理解することから始めたい 建設業のメンタルヘルス対策(建通新聞社・建滴)

 「ストレスチェック」が昨年12月から従業員数50人以上の事業場に義務付けられるなど、官民挙げてのメンタルヘルス対策が進みつつある。建設業も例外ではないが、現状でその取り組みは十分とは言えない。労働者のメンタルヘルス不調がもたらす損失は企業だけでなく、それぞれの家庭にとっても大きい。心身ともに健康で働きやすい職場をつくり、ひいては魅力ある産業とするために、いま、すべきことは何だろうか。

 メンタルヘルスの不調に悩む人々は確実に増えている。

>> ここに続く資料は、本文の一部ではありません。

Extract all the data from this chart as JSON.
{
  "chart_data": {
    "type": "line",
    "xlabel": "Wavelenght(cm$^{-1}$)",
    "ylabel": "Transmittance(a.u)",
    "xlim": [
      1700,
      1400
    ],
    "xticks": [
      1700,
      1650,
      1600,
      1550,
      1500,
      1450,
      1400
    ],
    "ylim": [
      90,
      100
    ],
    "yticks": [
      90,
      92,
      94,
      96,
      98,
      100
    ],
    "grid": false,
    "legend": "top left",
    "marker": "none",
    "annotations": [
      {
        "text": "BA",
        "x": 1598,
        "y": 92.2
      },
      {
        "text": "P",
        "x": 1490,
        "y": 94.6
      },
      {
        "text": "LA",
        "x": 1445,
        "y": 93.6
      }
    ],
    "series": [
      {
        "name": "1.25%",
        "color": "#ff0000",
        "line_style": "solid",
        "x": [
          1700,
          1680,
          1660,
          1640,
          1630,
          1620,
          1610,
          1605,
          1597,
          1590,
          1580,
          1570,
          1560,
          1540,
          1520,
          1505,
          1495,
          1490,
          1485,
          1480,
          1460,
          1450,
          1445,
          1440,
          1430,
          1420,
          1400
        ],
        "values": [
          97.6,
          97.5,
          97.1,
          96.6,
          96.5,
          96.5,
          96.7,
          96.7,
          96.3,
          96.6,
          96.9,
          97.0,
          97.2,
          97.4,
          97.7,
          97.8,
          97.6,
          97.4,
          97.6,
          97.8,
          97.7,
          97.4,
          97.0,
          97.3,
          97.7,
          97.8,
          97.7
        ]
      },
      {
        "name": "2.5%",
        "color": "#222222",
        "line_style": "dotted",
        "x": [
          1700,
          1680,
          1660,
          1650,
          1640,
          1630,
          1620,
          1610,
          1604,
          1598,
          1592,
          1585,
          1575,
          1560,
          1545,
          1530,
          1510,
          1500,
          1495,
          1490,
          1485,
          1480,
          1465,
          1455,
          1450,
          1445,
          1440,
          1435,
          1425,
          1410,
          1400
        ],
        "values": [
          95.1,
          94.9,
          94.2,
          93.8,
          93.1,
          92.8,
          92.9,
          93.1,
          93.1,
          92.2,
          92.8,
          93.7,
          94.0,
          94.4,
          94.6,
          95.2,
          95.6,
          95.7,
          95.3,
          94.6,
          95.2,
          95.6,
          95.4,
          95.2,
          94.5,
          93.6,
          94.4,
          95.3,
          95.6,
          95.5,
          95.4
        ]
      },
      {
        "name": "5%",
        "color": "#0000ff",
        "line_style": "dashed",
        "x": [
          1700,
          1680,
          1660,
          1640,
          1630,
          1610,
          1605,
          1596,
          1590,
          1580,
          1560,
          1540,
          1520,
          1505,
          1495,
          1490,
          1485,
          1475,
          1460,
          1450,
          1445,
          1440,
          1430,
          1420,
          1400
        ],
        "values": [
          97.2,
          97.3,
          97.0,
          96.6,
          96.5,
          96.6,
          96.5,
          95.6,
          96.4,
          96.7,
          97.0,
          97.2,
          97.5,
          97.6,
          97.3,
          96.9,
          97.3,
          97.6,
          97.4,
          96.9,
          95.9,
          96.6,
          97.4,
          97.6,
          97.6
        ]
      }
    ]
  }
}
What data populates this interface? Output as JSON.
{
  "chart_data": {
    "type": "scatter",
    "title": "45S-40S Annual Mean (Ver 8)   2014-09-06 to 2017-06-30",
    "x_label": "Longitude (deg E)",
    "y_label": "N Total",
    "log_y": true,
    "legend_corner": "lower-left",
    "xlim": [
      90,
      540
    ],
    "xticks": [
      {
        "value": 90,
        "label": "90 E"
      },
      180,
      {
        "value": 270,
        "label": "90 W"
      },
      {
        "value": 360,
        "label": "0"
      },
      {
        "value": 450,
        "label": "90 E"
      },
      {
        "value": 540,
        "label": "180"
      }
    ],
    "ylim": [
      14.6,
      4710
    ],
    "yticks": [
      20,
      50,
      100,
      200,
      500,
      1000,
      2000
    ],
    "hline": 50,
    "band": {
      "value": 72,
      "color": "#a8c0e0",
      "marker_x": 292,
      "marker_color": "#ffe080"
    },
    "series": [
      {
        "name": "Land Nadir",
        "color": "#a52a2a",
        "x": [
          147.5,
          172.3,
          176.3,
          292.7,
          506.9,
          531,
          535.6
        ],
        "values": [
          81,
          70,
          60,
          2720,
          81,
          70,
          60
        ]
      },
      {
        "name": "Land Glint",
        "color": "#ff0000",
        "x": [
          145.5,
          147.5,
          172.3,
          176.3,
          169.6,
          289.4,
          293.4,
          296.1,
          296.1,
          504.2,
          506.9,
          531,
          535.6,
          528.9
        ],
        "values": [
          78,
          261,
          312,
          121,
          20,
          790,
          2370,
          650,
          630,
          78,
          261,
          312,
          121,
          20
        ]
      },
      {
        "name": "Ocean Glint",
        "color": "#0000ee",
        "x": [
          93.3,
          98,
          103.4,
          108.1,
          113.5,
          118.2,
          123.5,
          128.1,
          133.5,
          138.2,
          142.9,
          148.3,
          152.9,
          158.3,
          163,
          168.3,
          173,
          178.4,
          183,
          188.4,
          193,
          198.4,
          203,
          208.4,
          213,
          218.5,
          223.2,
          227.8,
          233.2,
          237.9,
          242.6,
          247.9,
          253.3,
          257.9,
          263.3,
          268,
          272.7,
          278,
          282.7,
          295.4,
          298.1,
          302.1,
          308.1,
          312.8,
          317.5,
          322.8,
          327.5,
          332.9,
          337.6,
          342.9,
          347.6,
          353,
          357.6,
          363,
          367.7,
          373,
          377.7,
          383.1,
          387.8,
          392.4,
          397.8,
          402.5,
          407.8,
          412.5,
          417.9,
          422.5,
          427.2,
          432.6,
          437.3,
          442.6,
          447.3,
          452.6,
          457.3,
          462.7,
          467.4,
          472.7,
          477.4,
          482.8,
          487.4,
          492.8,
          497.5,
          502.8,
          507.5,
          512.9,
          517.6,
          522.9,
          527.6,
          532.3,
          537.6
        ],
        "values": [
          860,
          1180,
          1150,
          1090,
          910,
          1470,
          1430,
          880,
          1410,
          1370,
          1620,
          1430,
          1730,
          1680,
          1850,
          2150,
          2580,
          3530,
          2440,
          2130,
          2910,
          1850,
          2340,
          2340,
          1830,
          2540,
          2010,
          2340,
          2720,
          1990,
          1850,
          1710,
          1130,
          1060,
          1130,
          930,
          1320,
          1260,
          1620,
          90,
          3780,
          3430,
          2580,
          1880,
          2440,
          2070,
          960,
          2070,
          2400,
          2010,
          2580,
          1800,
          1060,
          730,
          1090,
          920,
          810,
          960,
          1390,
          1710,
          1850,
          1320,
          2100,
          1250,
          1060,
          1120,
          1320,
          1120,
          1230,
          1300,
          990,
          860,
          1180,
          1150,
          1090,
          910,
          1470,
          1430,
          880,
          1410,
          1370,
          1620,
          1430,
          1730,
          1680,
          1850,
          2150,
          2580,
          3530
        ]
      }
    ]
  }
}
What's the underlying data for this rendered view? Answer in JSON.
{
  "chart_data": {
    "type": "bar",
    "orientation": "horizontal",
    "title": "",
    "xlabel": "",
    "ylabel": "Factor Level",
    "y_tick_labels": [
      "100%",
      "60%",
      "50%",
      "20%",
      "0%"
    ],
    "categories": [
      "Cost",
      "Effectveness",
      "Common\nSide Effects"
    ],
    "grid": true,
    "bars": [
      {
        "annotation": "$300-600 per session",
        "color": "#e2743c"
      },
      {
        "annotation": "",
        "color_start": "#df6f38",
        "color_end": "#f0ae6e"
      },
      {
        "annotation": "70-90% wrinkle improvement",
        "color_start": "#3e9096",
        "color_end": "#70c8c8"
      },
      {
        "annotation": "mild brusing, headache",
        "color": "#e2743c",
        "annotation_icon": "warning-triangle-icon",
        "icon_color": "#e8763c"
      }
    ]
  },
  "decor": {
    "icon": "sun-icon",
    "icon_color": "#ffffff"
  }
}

労災補償という側面から現状を見ると、精神障害の請求件数と支給決定件数は増加傾向にあり、2014年度には過去最高の水準に達した。総合工事業と職別工事業の支給決定件数が上位15業種の中に入るなど、建設業は他の産業と比較して決して好ましい状況にあるとは言えない。

 労災認定された精神障害の発症原因として上位を占めるのが「仕事の質・量」「事故や災害の体験」「対人関係」の三つ。労働環境改善の必要性を指摘され、重大事故に巻き込まれるリスクの高い建設業も同様の傾向にあると考えてよいだろう。

 それでも、業界の取り組みは進んでいない。対策の「入口」と言えるストレスチェック制度が十分に浸透していないのはその一例だ。建設労務安全研究会の調査によると、労働安全衛生法による事業者(従業員数50人未満は努力義務)への義務付けを「知っている」と回答したのは総合建設業で約9割、専門工事業では約6割にとどまっている。また、実際にメンタルヘルス対策に取り組んでいる事業場となると、3分の1にも満たない。

 さらに、メンタルヘルスそのものへの理解不足をうかがわせるデータもある。厚生労働省の調査では、対策に取り組んでいない理由として半数の企業が「該当する労働者がいない」ことを挙げた。「必要性を感じない」との意見も少なくないことから、実状を把握した上の回答なのか疑問が残る。メンタルヘルスの不調によって休業、または退職した労働者に対する職場復帰ルールの有無が他産業に比べて低い、との事実もあり、メンタルヘルスの不調に苦しむ人はつらい状況に置かれている。

 建設業労働災害防止協会(建災防)の有識者委員会は今月10日、「健康KY」と「無記名ストレスチェック」の実施を提言した。
 健康KYは、メンタルヘルス不調の未然防止を目的とし、「頭痛がする」「だるい ねむい」などを個人がチェックし、監督者が健康観察などを行う。無記名ストレスチェックは個人情報管理の問題が生じず、建設現場に混在する複数事業者の労働者を対象に行える利点があるという。

 こうした公的な団体、または関係機関による実態調査や支援策の拡充の他、企業単位の取り組みをさらに進めなければならない。

 今年も将来ある若者が業界に入職する。彼らが生き生きと働き、自分の仕事にやりがいと誇りを感じてもらうための対策づくりを行うべきだ。まずは、職場がさまざまな人々の集合体であることを認識し、メンタルヘルスとは何か、不調による苦しみとは何かを理解するところから始めたい。